En lisant Une semaine de vacances de Christine Angot (livre acheté dans une grande surface, entre le rayon des friandises et celui des charcuteries), j’ai souvent songé à La philosophie dans le boudoir (et à l’ordre que Madame de Saint-Ange donne à Eugénie: « Familiarise-toi avec l’homme du monde le plus en état de te former, de te conduire dans la carrière du bonheur et des plaisirs que nous voulons parcourir ensemble »). Dans les deux cas, nous avons affaire à l’initiation d’une adolescente qui a soif d’apprendre, fascinée par celles et ceux qui savent énormément de choses : gens instruits, expérimentés, informés, cultivés; libres-penseurs dont l’intelligence supérieure provoque une excitation sexuelle chez la novice.
Cependant, le profil de la fille sans nom est différent de celui d’Eugénie. Car Eugénie éprouve de très agréables sensations en découvrant l’étendue d’un univers qui lui était inconnu jusque-là.
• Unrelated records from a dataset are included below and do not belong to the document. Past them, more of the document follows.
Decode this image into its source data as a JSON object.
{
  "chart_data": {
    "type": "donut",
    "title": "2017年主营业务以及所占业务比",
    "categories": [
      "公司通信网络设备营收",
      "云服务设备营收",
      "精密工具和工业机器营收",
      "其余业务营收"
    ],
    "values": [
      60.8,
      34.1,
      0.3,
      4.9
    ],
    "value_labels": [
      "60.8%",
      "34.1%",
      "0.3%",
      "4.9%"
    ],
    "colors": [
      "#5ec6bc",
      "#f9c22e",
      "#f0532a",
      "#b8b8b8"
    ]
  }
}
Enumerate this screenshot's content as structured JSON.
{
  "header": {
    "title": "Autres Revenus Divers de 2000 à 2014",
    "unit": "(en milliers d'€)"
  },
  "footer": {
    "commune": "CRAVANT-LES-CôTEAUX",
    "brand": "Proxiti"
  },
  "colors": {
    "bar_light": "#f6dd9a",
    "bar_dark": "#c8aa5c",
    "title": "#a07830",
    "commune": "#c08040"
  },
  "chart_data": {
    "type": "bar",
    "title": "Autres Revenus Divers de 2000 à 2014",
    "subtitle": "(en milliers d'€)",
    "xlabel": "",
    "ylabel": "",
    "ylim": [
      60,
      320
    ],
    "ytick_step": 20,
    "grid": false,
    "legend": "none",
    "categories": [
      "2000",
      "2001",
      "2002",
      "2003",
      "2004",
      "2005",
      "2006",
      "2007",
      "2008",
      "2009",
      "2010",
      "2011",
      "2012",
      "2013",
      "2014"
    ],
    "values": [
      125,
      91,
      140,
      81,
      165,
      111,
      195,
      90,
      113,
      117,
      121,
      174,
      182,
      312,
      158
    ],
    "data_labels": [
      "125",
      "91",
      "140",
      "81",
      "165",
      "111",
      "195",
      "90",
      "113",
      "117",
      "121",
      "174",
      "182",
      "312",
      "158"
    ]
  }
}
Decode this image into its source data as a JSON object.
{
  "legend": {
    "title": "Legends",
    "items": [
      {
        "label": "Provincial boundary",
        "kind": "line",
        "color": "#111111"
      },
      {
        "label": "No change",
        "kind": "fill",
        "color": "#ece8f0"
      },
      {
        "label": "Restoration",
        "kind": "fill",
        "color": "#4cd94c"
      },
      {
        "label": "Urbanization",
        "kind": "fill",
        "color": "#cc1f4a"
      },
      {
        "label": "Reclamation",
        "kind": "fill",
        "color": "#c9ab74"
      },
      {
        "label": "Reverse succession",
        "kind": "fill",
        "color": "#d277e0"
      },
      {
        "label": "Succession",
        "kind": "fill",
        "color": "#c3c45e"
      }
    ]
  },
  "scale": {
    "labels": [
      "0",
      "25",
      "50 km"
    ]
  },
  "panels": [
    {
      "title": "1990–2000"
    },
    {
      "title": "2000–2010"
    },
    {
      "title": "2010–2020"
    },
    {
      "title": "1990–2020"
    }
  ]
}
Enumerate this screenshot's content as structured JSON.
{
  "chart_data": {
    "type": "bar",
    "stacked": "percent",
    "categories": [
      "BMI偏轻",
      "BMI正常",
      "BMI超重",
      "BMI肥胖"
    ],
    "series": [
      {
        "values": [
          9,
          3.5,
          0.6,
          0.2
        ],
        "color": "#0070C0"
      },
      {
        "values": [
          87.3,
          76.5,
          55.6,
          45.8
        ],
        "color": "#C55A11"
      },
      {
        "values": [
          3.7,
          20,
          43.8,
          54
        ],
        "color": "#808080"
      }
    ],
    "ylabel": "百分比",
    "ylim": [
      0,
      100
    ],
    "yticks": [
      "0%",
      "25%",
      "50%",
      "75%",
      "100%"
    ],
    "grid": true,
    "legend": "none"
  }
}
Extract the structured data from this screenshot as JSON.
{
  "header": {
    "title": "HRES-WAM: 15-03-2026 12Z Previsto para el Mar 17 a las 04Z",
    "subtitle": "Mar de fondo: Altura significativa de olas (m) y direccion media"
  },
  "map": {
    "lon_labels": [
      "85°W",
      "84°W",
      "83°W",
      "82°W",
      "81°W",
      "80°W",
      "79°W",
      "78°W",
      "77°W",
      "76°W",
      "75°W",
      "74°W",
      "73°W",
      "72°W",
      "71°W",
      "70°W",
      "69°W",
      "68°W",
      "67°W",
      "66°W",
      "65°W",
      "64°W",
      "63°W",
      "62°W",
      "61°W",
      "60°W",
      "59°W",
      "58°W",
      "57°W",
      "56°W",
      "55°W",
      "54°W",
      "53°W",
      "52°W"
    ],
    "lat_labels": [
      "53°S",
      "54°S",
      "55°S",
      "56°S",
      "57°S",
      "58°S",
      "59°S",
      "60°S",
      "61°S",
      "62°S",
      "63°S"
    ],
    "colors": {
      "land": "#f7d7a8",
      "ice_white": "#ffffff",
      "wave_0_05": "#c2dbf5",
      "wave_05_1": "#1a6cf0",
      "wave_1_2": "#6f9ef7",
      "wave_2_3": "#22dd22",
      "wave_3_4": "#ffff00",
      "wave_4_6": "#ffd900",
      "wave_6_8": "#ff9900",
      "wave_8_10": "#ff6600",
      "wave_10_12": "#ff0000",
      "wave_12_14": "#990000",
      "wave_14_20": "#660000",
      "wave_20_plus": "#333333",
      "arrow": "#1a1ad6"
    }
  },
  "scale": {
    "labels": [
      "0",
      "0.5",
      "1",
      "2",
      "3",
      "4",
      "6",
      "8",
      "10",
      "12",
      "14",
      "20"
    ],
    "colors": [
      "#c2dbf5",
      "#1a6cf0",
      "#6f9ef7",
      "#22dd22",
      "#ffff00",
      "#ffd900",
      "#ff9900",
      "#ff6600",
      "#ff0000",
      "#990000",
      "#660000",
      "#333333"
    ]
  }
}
Certes, elle frémit un peu lorsque l’élan de ses instituteurs confine au crime mais, dans l’ensemble, elle apprend et expérimente avec joie, jubilation et exaltation. Elle apprend dans une sorte d’euphorie. Ce n’est pas exactement le cas de l’ado mise en scène dans Une semaine de vacances et que nous pourrions appeler Tiphanie. Celle-ci ne cesse d’exprimer ses craintes, son envie d’avoir des relations non physiques avec le partenaire masculin qui se trouve être son géniteur. Elle ne cesse de crier quand celui-ci essaie de la contraindre. Il lui tient alors de grands discours sur la libération sexuelle, sur le besoin que tout être intelligent ressent de faire sauter les barrières, les limites, les codes de la bienséance. Il évoque une étudiante qui ne porte jamais de culotte sous son pantalon, qui couche volontiers avec des inconnus, avec laquelle il savoure régulièrement les délices de la sodomie. Il fait lire à sa fille Sang réservé (de Thomas Mann), l’histoire d’une passion sensuelle conduisant un frère et une sœur à outrepasser le tabou de l’inceste. Il lui achète Glissements progressifs du plaisir (de Robbe-Grillet), l’histoire d’une jeune fille suspectée du meurtre de son amie, femme plus âgée avec laquelle elle entretenait une relation pervertie.
« Si le climat de La philosophie dans le boudoir est un climat d’allégresse, de frénésie verbale, de plaisir à détruire les conventions sociales, religieuses et familiales, celui d’Une semaine de vacances relève de la suffocation. »
Antonin Moeri
Si le climat de La philosophie dans le boudoir est un climat d’allégresse, de frénésie verbale, de plaisir à détruire les conventions sociales, religieuses et familiales, celui d’Une semaine de vacances relève de la suffocation. En effet, l’être en construction qui rêve de découvrir un monde, qui rêve d’accéder à un autre statut, si j’ose dire, se voit réduit, dans ce livre-ci, à un non-être, ectoplasme à qui toute espèce de dignité est refusée. Si Eugénie jouit de son étonnante transformation et si, après avoir présenté ses fesses à madame sa mère pour que celle-ci les baisât, elle assiste en éclatant de rire à l’introduction du virus de la vérole dans le ventre de celle qui l’avait mise au monde, la victime qu’on pourrait nommer Tiphanie ne peut, elle, que plonger dans un état psychotique: abandonnée sur un quai de gare, affamée, assise sur une chaise en plastique, elle regarde les gens planter leurs dents dans un sandwich ou un fruit ; hagarde, elle parle à son sac de voyage, « qui est la seule chose familière de toute la gare ». Trouble sévère que l’écrivaine nommée Christine Angot cherchera à fixer, pourrait-on dire, dans l’écriture.